El cuerpo y el alma. El tacto entonces, lo mismo que los ojos auscultadores, que la oreja atenta al matiz, rastrea en la piel delicada –los poetas la han cantado de mármol o marfil–, en sus pliegues, el acceso al alma. Las manos que sostienen las mejillas, que sujetan –como se lee un poema– el cuello, los pulgares morando tras los lóbulos de la oreja. La nariz –nostálgica– revive el encuentro inicial, el perfume radical, la prístina cercanía de ese ser. Como si al absorber los datos fragmentarios del otro –la puerta de los sentidos– se proyectara su alma encarnada. Decir: existes como materia, existes más allá de la materia.

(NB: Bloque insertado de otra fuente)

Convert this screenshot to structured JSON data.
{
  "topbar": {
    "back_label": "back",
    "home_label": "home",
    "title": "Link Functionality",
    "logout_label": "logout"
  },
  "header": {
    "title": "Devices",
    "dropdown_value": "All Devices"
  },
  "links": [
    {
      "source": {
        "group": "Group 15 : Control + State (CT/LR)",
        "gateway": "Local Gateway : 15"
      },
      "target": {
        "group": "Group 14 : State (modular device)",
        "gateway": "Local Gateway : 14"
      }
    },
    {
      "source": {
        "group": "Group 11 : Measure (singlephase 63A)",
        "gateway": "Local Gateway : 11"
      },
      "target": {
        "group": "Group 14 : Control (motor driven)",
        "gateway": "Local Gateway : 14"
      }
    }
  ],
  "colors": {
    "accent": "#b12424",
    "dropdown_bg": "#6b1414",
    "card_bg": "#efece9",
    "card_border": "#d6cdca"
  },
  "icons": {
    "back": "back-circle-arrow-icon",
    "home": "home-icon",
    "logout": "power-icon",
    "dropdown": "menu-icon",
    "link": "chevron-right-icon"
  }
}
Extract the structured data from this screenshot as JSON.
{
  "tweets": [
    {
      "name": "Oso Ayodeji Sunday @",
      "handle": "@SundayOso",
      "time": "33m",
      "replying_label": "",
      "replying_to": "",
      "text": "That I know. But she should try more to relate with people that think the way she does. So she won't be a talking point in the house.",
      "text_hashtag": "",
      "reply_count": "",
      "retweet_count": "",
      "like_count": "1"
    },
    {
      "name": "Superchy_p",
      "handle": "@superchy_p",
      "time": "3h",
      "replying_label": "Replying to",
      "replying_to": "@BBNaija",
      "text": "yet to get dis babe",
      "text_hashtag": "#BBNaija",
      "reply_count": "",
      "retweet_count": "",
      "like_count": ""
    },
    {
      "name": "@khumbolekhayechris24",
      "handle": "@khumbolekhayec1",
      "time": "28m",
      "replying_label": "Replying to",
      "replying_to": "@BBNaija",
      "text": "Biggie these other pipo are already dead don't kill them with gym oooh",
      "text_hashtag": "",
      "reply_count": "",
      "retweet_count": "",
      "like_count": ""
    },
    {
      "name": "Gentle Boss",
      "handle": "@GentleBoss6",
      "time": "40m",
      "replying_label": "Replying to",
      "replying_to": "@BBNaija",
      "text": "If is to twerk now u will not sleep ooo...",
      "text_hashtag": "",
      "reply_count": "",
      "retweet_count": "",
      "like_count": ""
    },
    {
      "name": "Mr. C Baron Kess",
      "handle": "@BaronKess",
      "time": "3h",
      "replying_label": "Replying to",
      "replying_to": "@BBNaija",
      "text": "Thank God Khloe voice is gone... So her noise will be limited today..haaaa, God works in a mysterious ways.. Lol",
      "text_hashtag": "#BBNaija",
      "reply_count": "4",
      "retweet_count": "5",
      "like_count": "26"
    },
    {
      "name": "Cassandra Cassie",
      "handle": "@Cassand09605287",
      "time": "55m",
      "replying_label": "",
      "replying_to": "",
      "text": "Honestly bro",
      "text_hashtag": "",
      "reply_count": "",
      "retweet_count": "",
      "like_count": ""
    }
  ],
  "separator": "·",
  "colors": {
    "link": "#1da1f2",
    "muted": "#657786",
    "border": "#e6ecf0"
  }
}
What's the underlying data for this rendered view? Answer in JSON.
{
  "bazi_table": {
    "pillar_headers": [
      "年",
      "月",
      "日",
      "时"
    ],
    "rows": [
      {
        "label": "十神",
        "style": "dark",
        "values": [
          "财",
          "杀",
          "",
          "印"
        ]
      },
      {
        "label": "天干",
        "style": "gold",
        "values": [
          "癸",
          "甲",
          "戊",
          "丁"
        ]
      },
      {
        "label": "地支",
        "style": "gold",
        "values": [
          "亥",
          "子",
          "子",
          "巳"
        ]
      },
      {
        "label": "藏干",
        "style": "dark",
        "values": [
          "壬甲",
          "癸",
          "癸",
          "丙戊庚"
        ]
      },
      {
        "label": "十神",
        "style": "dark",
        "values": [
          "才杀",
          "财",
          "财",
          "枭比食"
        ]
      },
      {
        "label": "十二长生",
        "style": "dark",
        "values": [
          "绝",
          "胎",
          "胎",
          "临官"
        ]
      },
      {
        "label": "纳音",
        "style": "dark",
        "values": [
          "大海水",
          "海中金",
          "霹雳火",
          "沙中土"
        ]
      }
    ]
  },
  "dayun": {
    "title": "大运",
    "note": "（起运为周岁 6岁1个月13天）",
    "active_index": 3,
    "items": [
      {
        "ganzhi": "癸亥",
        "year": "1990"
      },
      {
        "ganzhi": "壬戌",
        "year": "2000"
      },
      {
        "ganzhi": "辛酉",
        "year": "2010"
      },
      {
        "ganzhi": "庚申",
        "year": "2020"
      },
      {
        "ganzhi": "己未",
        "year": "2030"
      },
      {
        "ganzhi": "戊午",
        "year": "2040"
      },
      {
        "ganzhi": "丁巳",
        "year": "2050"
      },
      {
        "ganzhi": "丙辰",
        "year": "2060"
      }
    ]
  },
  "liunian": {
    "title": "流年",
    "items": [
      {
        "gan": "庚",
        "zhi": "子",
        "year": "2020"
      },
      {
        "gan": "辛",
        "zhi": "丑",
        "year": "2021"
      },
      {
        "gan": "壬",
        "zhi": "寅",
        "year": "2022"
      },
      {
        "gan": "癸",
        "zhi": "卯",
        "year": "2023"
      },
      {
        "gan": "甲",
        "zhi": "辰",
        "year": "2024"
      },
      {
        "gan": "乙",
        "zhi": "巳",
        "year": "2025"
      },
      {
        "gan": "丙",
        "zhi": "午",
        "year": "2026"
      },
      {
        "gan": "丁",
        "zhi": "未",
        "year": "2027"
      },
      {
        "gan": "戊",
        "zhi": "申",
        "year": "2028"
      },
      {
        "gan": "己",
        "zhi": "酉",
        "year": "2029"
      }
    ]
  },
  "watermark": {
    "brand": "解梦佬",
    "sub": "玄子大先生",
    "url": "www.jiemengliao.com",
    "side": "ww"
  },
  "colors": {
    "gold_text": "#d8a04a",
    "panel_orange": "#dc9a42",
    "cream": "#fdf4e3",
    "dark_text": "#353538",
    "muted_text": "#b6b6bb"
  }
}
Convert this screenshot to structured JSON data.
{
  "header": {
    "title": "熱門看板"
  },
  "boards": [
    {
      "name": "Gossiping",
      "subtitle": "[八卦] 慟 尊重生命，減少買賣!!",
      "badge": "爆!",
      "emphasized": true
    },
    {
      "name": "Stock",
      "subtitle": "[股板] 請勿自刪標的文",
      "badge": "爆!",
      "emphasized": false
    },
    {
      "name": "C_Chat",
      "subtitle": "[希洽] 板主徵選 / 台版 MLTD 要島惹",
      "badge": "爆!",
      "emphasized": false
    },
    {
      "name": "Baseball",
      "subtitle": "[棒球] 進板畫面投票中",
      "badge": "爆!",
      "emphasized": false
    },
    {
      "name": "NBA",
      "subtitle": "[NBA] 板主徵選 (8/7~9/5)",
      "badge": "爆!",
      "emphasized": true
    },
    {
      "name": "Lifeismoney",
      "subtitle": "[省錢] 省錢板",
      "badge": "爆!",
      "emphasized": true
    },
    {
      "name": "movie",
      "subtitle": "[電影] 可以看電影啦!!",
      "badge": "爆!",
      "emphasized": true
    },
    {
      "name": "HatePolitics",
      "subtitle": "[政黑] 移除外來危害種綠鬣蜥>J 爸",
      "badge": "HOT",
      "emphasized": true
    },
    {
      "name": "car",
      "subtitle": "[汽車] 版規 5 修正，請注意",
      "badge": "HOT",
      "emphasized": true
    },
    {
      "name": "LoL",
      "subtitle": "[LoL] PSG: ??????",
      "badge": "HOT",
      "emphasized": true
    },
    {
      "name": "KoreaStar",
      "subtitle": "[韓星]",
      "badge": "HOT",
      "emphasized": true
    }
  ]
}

El cuerpo es el alma, el alma es el cuerpo. Interrogante ardiente, velada, la intuición aristotélica. Siluetas incompletas y complementarias las de los cuerpos –dos cuerpos que son dos almas– gravitando entre sí. El amor propende a la mutua disolución, ya no dos sino uno. El amor que acopla frente al odio que disgrega y mata. “Paráfrasis biológica”, lo llamó Durrell. El cuerpo sigue al alma, la revela, la entrega. Ritual atávico el del cuerpo, ceremonia del amor. “Un método primitivo de poner los espíritus en contacto, de comprometerlos”. El abrazo estrecho, la cercanía de las miradas, los dedos confundidos, el silencio compartido. Unidad que se traduce en inmediación y que quiere ser inalcanzable fusión. Escapar de uno y desaparecer en otro. Una fuga, una salvación. Fusión imposible la de los cuerpos que se buscan y en el mismo gesto se repelen. La frontera de la materia. Apenas metáfora e incentivo en el cuerpo, literalidad en el alma. Desaparecer en el otro, en el léxico del espíritu, reside en el abolirse –desollar la carne– para rehacerse en el otro. (O)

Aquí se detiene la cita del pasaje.